Dranoel Dragon said:


> Just tell your wife, "If you sold all those shoes you could have your hardwood floors that you shouldn't be wearing shoes on anyway."


LOL....Our 5 year old Daughter just blurted out yesterday to me that Mom has lot of shoes...lot of them. She is in training.

Like to do the whole collect, race, tinker, track layout, and build...all is good!

Bob...zilla


----------



## Ligier Runner (Nov 29, 2004)

coach61 said:


> My wifes other favorite is. "You know if you sold all those I could have hardwood floors."..


LOL....Gee does that sound familiar! Except I hear about selling a couple of my more expensive cars in order to buy this fancy headboard for the bed.

So far, I've enjoyed everything from building the track from nothing to collecting to tuning and detailing the track scenery. I've simply got many years of clean law-abiding fun ahead of me with this hobby. It's weird how searching for specific items (cars, scenery, etc.) can get frustrating yet it's still fun.


----------



## monkeyboy (Oct 14, 2007)

I'm pritty new at this, a good friend has gotten me into it. Honestly, I got to say that the best part with me is running the slots with my buddies, tuning them, and bringing back the broken chassies.


----------



## roadrner (Jul 21, 1999)

Dranoel Dragon said:


> Just tell your wife, "If you sold all those shoes you could have your hardwood floors that you shouldn't be wearing shoes on anyway."


DD,
Thanks! I've never thought of that one. As many shoes as my wife has, her nickname is Imelda as in Marcos. :freak: rr


----------



## sizzlerjoe (Nov 21, 2009)

*whats it to ya--*

I have bought cars from different stores and motorized them. That is a thrill to do as well as a challenge. My biggest challenge was converting a hotwheel Hypermite into a slot keeping all the original rims for it, I used small O rings for rear tires. It does run but has never seen a track. I had to customize about everything on the chassis, had to cut down the pick ups length too.
I believe it took around 14 hrs to do. 
Also want to add I do and have found cars in junk boxes that didn't belong there, they were in good condition, it feels good to rescue a car that others passed on cuz they don't have the slot car perspective..

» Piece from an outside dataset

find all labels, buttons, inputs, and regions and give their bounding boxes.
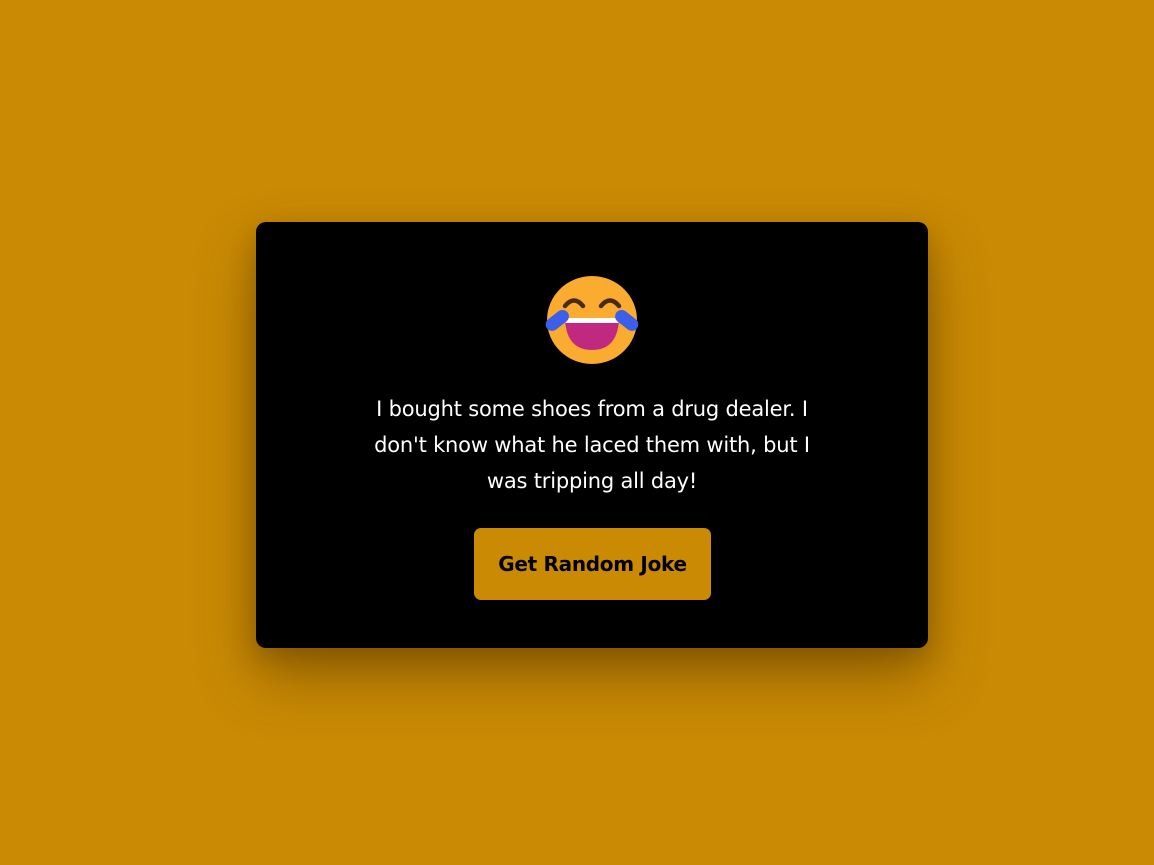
joke-text: I bought some shoes from a drug dealer. … — [374, 397, 810, 493]
get-random-joke-button[interactable]: Get Random Joke — [474, 528, 711, 600]
laughing-tears-emoji-icon — [545, 276, 639, 364]
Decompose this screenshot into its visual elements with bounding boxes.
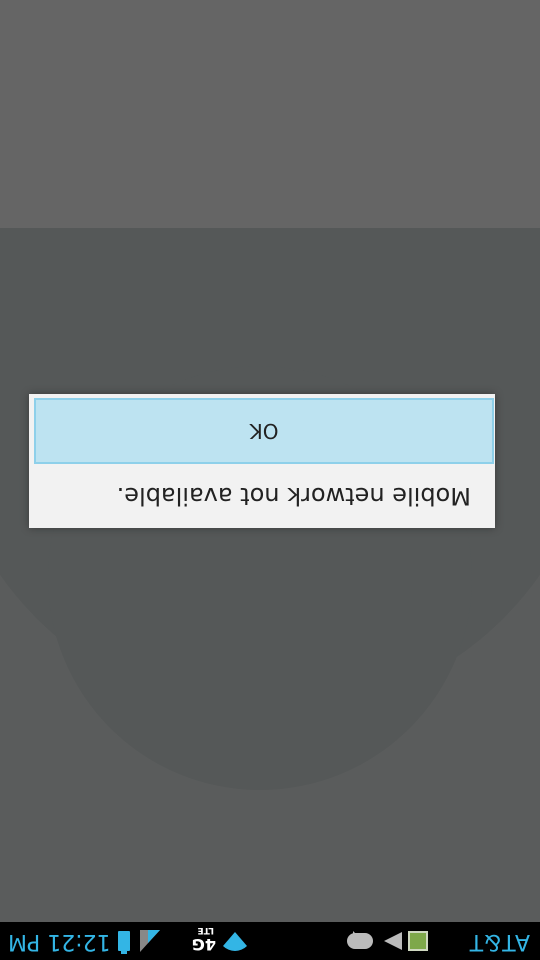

Want to do a roadgrader but that vehicle in ho is still too big for the track, for me it has to be trackable. Not too wide.


----------



## 1scalevolvo (Feb 5, 2004)

Bill Hall said:


> Bringing back the dead, one mans junk is another mans treasure...er slot empire.


Thats me also !! Neal:dude:


----------



## Tsooko (Oct 15, 2009)

What is best in slots?

To see the decimation of the enemy....And hear the lamentation of the Women!!! :devil:

I mostly enjoy the building of tracks ( wooden ) and casting car bodies.

Cheers Ted


----------



## resinmonger (Mar 5, 2008)

Right on Ted the Barbarian! You got your priorities right! :thumbsup: :hat:


----------



## Bubba 123 (Sep 10, 2010)

mine's building/converting Movie & TV Show cars, ect, into actual slot cars...
also collecting a "Pot-Porrie" of the older slot bodies...... ;-)

Bubba 123


----------



## Joe65SkylarkGS (Feb 15, 2010)

Sometimes I just sit up there and stare at all the unbelievable cars I am fortunate enough to have. I been collecting 30 some odd years.

And then other times I grab a stock t-jet and run slow laps and just enjoy the cars for what they are and how great it is to have some form of racing in my house thats an absolute blast!!! Nothing like doing laps with a friend.

Things could be worse.

1 more thing, I always say I could make money on this and that but simple truth is I hope to never have a reason to sell any of my beloved cars.


----------



## slotcarman12078 (Oct 3, 2008)

Wow, talk about a blast from the past!!! I got all excited for a second and thought DD had finally resurfaced from his MIA spell!  

If I can light 'em, I like 'em!! But they gots to be a T jet!! :tongue:


----------



## Lype Motorsport (Mar 14, 2004)

Hi Dragon
I enjoy all aspects of the hobby, from track building to casting, racing, painting & detailing, tuning and landscaping. It relaxes me greatly, takes my mind out of "the real world" for a while. I love the look on friends faces when they walk into our "slot garage" and just say "WOW!", and enjoy what the wife and I enjoy.

Larry


----------



## ParkRNDL (Mar 20, 2002)

Yeah, holy thread resurrection, Batman, but this was a good question then and is still a good question now. I have actually been asking myself this. As much as I enjoy just running pancake motor stuff, I think a big part of the draw for me is finding beat up stuff and bringing it back to life. The thrill of the hunt is pretty big too... I have a few hundred cars at this point, enough to last me a LONG time, and I still stop every chance I get at thrift stores and flea markets and yard sales, and I get a tremendous kick out of finding anything slot related.

--rick


----------